Here's the thing about gin: It's almost never a sipping spirit.

Sure, it's a key component in cocktails, from the classic G&T to the Negroni. But very few modern-day tipplers would consider ordering a glass of gin on the rocks. A crop of new barrel-aged gins, however, could change that.

These gins—aged in whiskey, brandy or rum barrels—are still gins at heart. They have the essential juniper flavoring and other botanicals, too. But time spent resting in oak gives these gins a golden cast and smooths over sprightly botanical notes with light layers of vanilla, maple and brown sugar. The end result is an enticing vanilla spice that still lends itself to cocktails but is also mellow and nuanced enough to sip straight. Here are six bottles to look out for.

Chief Gowanus New-Netherland Gin (New York Distilling Company, Brooklyn, NY): Cocktail historian David Wondrich collaborated with Allen Katz's New York Distilling Company on this barrel-aged version of "Holland gin," drawing inspiration from the days when New York was still Dutch. It has a touch of hops thrown in, which adds a zesty, citrusy note. At The Shanty, the bar adjacent to the distillery, it's served in the Stomp & Swerve cocktail with Amaro Meletti, orange liqueur and lemon.

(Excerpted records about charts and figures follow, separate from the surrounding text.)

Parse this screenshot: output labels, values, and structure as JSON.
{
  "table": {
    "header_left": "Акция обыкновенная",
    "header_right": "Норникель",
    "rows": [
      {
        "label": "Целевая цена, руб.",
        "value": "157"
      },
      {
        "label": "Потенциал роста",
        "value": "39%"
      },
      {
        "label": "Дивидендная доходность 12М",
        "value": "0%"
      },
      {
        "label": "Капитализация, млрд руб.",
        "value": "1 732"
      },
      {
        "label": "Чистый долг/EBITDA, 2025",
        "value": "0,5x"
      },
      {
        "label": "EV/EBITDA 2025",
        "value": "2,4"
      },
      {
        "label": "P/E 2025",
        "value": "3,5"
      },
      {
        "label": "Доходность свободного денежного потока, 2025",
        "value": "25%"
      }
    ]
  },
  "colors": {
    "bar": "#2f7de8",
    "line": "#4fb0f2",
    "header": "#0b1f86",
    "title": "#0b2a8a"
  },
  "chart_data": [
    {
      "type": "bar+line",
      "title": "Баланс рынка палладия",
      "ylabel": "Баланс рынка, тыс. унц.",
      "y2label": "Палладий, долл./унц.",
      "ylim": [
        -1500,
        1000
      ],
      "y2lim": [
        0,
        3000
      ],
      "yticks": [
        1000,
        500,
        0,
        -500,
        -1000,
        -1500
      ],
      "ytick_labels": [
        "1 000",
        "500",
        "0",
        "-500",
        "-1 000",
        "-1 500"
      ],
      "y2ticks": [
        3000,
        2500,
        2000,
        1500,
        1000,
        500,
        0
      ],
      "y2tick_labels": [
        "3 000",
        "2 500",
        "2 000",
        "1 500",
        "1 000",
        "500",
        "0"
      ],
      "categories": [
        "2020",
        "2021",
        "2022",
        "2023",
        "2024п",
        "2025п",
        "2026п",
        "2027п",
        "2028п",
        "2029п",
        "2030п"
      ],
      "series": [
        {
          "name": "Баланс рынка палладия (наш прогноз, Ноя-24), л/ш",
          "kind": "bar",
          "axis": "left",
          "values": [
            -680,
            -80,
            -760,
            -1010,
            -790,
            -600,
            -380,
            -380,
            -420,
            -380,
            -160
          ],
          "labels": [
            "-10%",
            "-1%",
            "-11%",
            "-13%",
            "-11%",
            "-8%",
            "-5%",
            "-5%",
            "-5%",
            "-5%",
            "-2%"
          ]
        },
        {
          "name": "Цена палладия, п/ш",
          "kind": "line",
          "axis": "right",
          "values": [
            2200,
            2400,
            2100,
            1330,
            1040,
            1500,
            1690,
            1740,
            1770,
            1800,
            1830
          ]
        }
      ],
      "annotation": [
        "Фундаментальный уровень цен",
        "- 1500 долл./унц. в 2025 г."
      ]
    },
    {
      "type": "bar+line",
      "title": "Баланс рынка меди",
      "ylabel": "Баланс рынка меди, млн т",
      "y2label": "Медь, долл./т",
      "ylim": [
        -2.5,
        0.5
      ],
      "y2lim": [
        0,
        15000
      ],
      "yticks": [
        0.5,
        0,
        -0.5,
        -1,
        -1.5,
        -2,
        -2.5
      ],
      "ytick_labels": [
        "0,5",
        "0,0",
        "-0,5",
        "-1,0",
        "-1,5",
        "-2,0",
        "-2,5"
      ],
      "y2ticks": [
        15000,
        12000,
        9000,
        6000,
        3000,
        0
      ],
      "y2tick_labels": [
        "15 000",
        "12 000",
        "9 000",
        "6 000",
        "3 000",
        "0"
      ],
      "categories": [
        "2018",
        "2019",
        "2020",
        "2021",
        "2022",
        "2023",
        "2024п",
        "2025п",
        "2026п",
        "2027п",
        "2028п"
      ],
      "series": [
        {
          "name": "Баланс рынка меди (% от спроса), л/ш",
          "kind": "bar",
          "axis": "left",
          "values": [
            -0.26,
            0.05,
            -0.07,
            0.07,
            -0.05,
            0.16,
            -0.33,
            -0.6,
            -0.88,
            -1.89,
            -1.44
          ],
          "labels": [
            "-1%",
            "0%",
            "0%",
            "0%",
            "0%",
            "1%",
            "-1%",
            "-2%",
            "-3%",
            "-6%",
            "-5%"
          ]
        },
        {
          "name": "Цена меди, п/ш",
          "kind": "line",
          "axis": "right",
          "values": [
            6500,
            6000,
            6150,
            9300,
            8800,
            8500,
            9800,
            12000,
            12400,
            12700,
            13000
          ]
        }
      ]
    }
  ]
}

Citadelle Reserve Gin (Citadelle, France): Alexandre Gabriel of Cognac Ferrand has experimented with different variations of barrel-aged gin since 2008. The 2013 edition employs three different barrels and is aged using the solera method. The end result is relatively pale in the glass, fresh and lightly scented with vanilla. It's civilized in a Martinez cocktail.

Corsair Distillery Barrel-Aged Gin (Corsair, Nashville, TN) : The guys at Corsair are known for their crazy small-batch experiments (hello, twelve-grain whiskey), so it's only natural that their limited-edition gin is different from what anyone else is doing. Aging their gin in twice-used Corsair Spiced Rum barrels gives a pumpkin-spice effect with distinct cinnamon and nutmeg notes. Serve with ginger beer in a tumbler full of ice.

Smooth Ambler Barrel-Aged Gin (Smooth Ambler, Maxwelton, WV): Rested in used bourbon casks, then bottled at a striking 99 proof, Smooth Ambler's gin still retains a frisky botanical nose, vanilla/burnt orange notes and a buttery feel. Try it with lemon and simple syrup for a lighter take on a whiskey sour-style cocktail.

St. George Dry Rye Reposado Gin (St. George Spirits, Alameda, CA): In tequila talk, reposado means "rested"—aged in barrels for anywhere between 60 days and one year. This unusual, rosy gin is made from a rye base, infused with gin botanicals and "rested" for 18 months in casks that previously held Syrah and Grenache wines. (So technically, this should be anejo, not reposado, but who cares when the end result is this malty and oaky, with a fleeting notes of dark fruit?) All it needs is a splash of sweet vermouth.

Waterloo Antique Barrel Reserve Gin (Treaty Oak Distilling Co., Austin, TX): Aged in former bourbon barrels, this is one of the darker aged gins on the market, with a deep tawny hue and bold brown sugar flavors drying into chamomile tea, cedar and clove on the finish. It makes a dynamite variation on a Manhattan.